La storica capanna Rothornhütte SAC a 3.180 metri, un solido edificio a due piani dalle spesse pareti in pietra, è stata demolita nel 2023 per essere ricostruita poche decine di metri più a valle. La nuova struttura, inaugurata a metà agosto 2024, è un moderno rifugio in legno ricoperto di pannelli in alluminio, con ampie vetrate che affacciano sulle Alpi del Cantone Vallese, in Svizzera. L’operazione è costata circa 3,7 milioni di franchi svizzeri (poco meno di quattro milioni di euro) ed è stata dettata anche dal cambiamento climatico: temperature sempre più elevate, anche tra le vette più inaccessibili, hanno reso instabile il terreno ghiacciato (permafrost) su cui erano ancorate le fondamenta della vecchia struttura. Ma la Rothornhütte SAC non è un caso isolato. Nel 2021 sono state chiuse sia la Trifthütte (2.520 metri sul livello del mare) sia la Mutthornhütte (2.901 metri): una valanga causata dal ritiro del ghiacciaio sovrastante ha danneggiato la prima e una frana minaccia la seconda. Il Club Alpino Svizzero Cas ha deciso che entrambe le strutture verranno demolite e ricostruire in una posizione più sicura: con un costo rispettivamente di 4,8 e 4,4 milioni di franchi svizzeri. E nei prossimi anni gli adattamenti al cambiamento climatico avranno un peso sempre più importante negli interventi edilizi che riguardano i rifugi gestiti dal CAS. Che stima in 20-25 milioni di franchi all’anno i costi per gli interventi sulle strutture ricettive in quota, di cui un terzo per quelli causati dagli effetti del cambiamento climatico.
«Abbiamo stimato, entro il 2040, una spesa complessiva di 100 milioni di franchi legata a misure di adattamento al cambiamento climatico – spiega Ulrich Delang, responsabile del settore capanne presso il Segretariato centrale del CAS –. Circa un terzo verrà destinato, ad esempio, ad assicurare l’approvvigionamento idrico o installare gabinetti a secco per risparmiare acqua. Singolarmente si tratta di interventi poco costosi, ma il numero di strutture coinvolte è molto elevato». Ma a fare la differenza sui bilanci del Cas saranno i costi per l’abbattimento e la costruzione di nuove strutture al posto di quelle minacciate dal cambiamento climatico: «In passato questa voce di spesa non c’era», puntualizza Delang.

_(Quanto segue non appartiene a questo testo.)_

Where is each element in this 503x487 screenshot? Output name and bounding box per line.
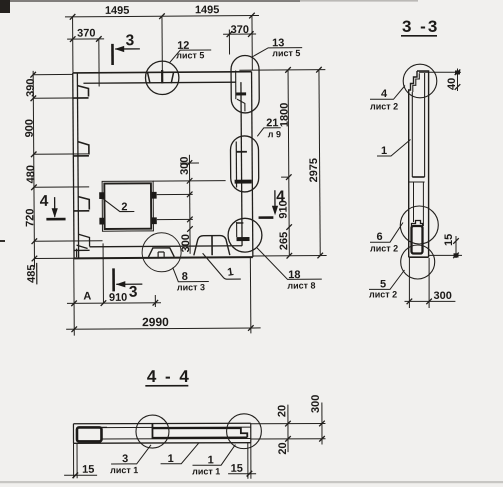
svg-text:лист 8: лист 8 — [287, 280, 315, 290]
label 3 лист 1 — [111, 445, 151, 464]
label 1 (dome) — [203, 253, 241, 279]
svg-text:лист 1: лист 1 — [110, 465, 138, 475]
left end C-channel — [77, 427, 107, 441]
label 8 лист 3 — [173, 267, 209, 282]
svg-text:4 - 4: 4 - 4 — [147, 367, 191, 386]
svg-text:лист 2: лист 2 — [369, 290, 397, 300]
label 12 лист 5 leader — [170, 50, 212, 62]
svg-text:1800: 1800 — [279, 103, 291, 128]
dim 370 left — [67, 36, 104, 87]
svg-text:3 -3: 3 -3 — [402, 17, 439, 36]
core slab — [152, 423, 247, 437]
detail stadium 21 (middle right) — [230, 136, 258, 192]
svg-text:390: 390 — [25, 79, 37, 97]
detail circle 8 — [142, 233, 181, 272]
section 3-3 bottom key — [412, 221, 423, 254]
svg-text:720: 720 — [24, 209, 36, 227]
left edge keyway notch 3 — [74, 197, 90, 211]
bottom recess left (detail 8) — [148, 248, 174, 257]
dim 370 right — [223, 29, 256, 54]
svg-text:4: 4 — [40, 193, 49, 210]
svg-text:лист 2: лист 2 — [370, 244, 398, 254]
outer left face with top step — [409, 71, 417, 257]
svg-text:15: 15 — [82, 464, 94, 476]
label 1 лист 1 (right) — [192, 445, 235, 466]
dim 15 left — [64, 443, 97, 478]
svg-text:1: 1 — [168, 453, 174, 465]
label 2 leader — [103, 199, 134, 212]
svg-text:20: 20 — [276, 405, 288, 417]
svg-text:910: 910 — [109, 292, 127, 304]
plate 2 anchor lugs — [99, 192, 157, 225]
panel bottom edge outer — [74, 257, 253, 258]
svg-text:3: 3 — [129, 284, 138, 301]
stadium 21 joint profile — [234, 141, 251, 187]
outer right face — [417, 71, 429, 257]
panel right edge outer — [252, 72, 253, 257]
panel left edge outer — [73, 73, 74, 258]
label 4 лист 2 — [370, 86, 405, 100]
svg-text:21: 21 — [266, 117, 278, 129]
detail circle middle (6) — [400, 206, 438, 244]
485 underline — [36, 263, 38, 284]
label 5 лист 2 — [369, 270, 405, 289]
inner cavity lines — [411, 92, 413, 177]
dim 300 (bottom) — [405, 258, 456, 308]
svg-text:370: 370 — [231, 24, 249, 36]
svg-text:лист 2: лист 2 — [370, 102, 398, 112]
svg-text:лист 5: лист 5 — [272, 48, 300, 58]
svg-text:2975: 2975 — [308, 158, 320, 183]
svg-text:1495: 1495 — [105, 5, 130, 17]
panel top edge inner — [83, 82, 235, 83]
svg-text:300: 300 — [310, 395, 322, 413]
svg-text:900: 900 — [24, 119, 36, 137]
dim 40 (top right) — [419, 69, 461, 92]
svg-text:300: 300 — [434, 290, 452, 302]
svg-text:6: 6 — [377, 231, 383, 243]
detail circle bottom (5) — [401, 245, 435, 279]
label 1 (middle) — [161, 443, 199, 464]
panel left edge inner — [77, 73, 78, 258]
left edge keyway notch 2 — [73, 142, 89, 156]
left edge keyway notch 1 — [73, 86, 89, 99]
detail stadium 13 (top right corner) — [231, 55, 259, 113]
section marker 3 (bottom) — [114, 268, 143, 291]
panel top edge outer — [73, 72, 252, 73]
detail circle left (3) — [136, 415, 169, 448]
left dim chain 390/900/480/720/485 — [30, 70, 102, 266]
svg-text:910: 910 — [278, 200, 290, 218]
svg-text:300: 300 — [180, 234, 192, 252]
svg-text:3: 3 — [126, 32, 135, 49]
svg-text:370: 370 — [77, 27, 95, 39]
detail circle top (4) — [403, 64, 437, 98]
svg-text:2990: 2990 — [142, 315, 169, 329]
svg-text:1495: 1495 — [195, 4, 220, 16]
panel bottom edge inner — [90, 246, 242, 247]
svg-text:3: 3 — [122, 453, 128, 465]
svg-text:1: 1 — [381, 145, 387, 157]
svg-text:1: 1 — [208, 454, 214, 466]
dim 15 (bottom right) — [429, 236, 462, 258]
top dim line 1495+1495 — [65, 13, 259, 73]
stadium 13 joint profile — [236, 70, 247, 111]
svg-text:485: 485 — [26, 265, 38, 283]
inner 300 dim chain (right of plate 2) — [153, 155, 226, 255]
inner step echo — [413, 73, 420, 92]
label 18 лист 8 leader — [257, 247, 322, 279]
section marker 3 (top) — [112, 44, 140, 65]
svg-text:265: 265 — [278, 232, 290, 250]
right dim chain 1800/910/265 + 2975 — [239, 67, 326, 259]
bottom dim A / 910 — [67, 243, 162, 336]
svg-text:18: 18 — [288, 269, 300, 281]
bottom recess right (dome) — [194, 236, 230, 256]
embedded plate 2 (square) — [102, 181, 153, 231]
section marker 4 (left) — [46, 197, 65, 219]
bottom — [409, 256, 429, 258]
label 1 (3-3) — [377, 140, 411, 157]
label 6 лист 2 — [370, 223, 403, 243]
detail circle right (1) — [227, 414, 262, 449]
section marker 4 (right) — [258, 190, 278, 217]
label 13 лист 5 leader — [252, 48, 302, 57]
svg-text:15: 15 — [443, 234, 455, 246]
svg-text:2: 2 — [121, 201, 127, 213]
svg-text:15: 15 — [231, 463, 243, 475]
right dims 20/20/300 — [251, 402, 326, 452]
label 21 л 9 — [257, 128, 281, 137]
left edge keyway notch 4 — [74, 234, 90, 257]
strip outer lines — [73, 423, 250, 443]
svg-text:480: 480 — [25, 165, 37, 183]
svg-text:лист 5: лист 5 — [176, 50, 204, 60]
panel right edge inner — [241, 82, 242, 246]
svg-text:8: 8 — [182, 271, 188, 283]
circle 18 joint profile — [236, 222, 249, 241]
svg-text:A: A — [83, 291, 91, 303]
detail circle 18 (bottom right corner) — [228, 218, 262, 252]
svg-text:лист 3: лист 3 — [177, 282, 205, 292]
svg-text:20: 20 — [277, 442, 289, 454]
svg-text:л 9: л 9 — [268, 129, 281, 139]
svg-text:4: 4 — [381, 88, 388, 100]
detail circle 12 — [145, 61, 179, 95]
circle 12 keyway marks — [148, 70, 174, 84]
svg-text:300: 300 — [179, 156, 191, 174]
section 3-3 body — [409, 71, 429, 257]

Come in Italia, le capanne sono di proprietà delle diverse sezioni del Club Alpino. Ed è su queste entità che ricadono i costi per la ristrutturazione o la ricostruzione integrale della struttura, cui si aggiunge un contributo che oscilla tra il 30% e il 40% da parte del Fondo capanne gestito dalla sede centrale de Cas. Nei prossimi anni, una delle sfide più importanti sarà individuare la gravità del problema e garantire la sicurezza delle strutture rispetto a frane o al cedimento del terreno. Vari rifugi d’alta quota, infatti, poggiano potenzialmente sul permafrost (termine che deriva dall’inglese perennially frozen ground): un geo-materiale composto da suolo, detriti o roccia ghiacciati a una temperatura uguale o inferiore allo zero per due o più anni consecutivi.
Quando la temperatura sale il permafrost si degrada, mettendo a rischio la stabilità degli edifici. Di fronte a queste situazioni – che mettono a serio rischio la sicurezza non solo delle strutture, ma soprattutto quella di chi le vive e le frequenta – le opzioni possibili sono multiple: la stabilizzazione delle fondazioni (molto complessa), la chiusura e l’abbandono dei singoli rifugi in pericolo o la loro ricostruzione. Con costi che però sono molto elevati. «Nel medio periodo il Fondo capanne probabilmente non potrà più coprire questi investimenti– riflette Ulrich Delang –. Sarà quindi necessaria una discussione su quali misure adottare: abbassare i costi, ad esempio riducendo il numero di rifugi che vengono sostenuti ogni anno, oppure aumentare gli introiti. Ad esempio, aumentando i prezzi di chi pernotta». Il cambiamento climatico rende più difficile per alcuni rifugi l’approvvigionamento idrico: in alta quota l’acqua arriva spesso direttamente dai ghiacciai che si ritirano o da fonti sotterranee sempre più difficili da raggiungere. Gli interventi, in questi casi, sono meno onerosi ma riguardano moltissime capanne e i costi, di conseguenza, crescono: «Solo pochi anni fa pensavamo che questo problema riguardasse una struttura su cinque. Ma ora il problema si è aggravato e il loro numero è aumentato», spiega Delang.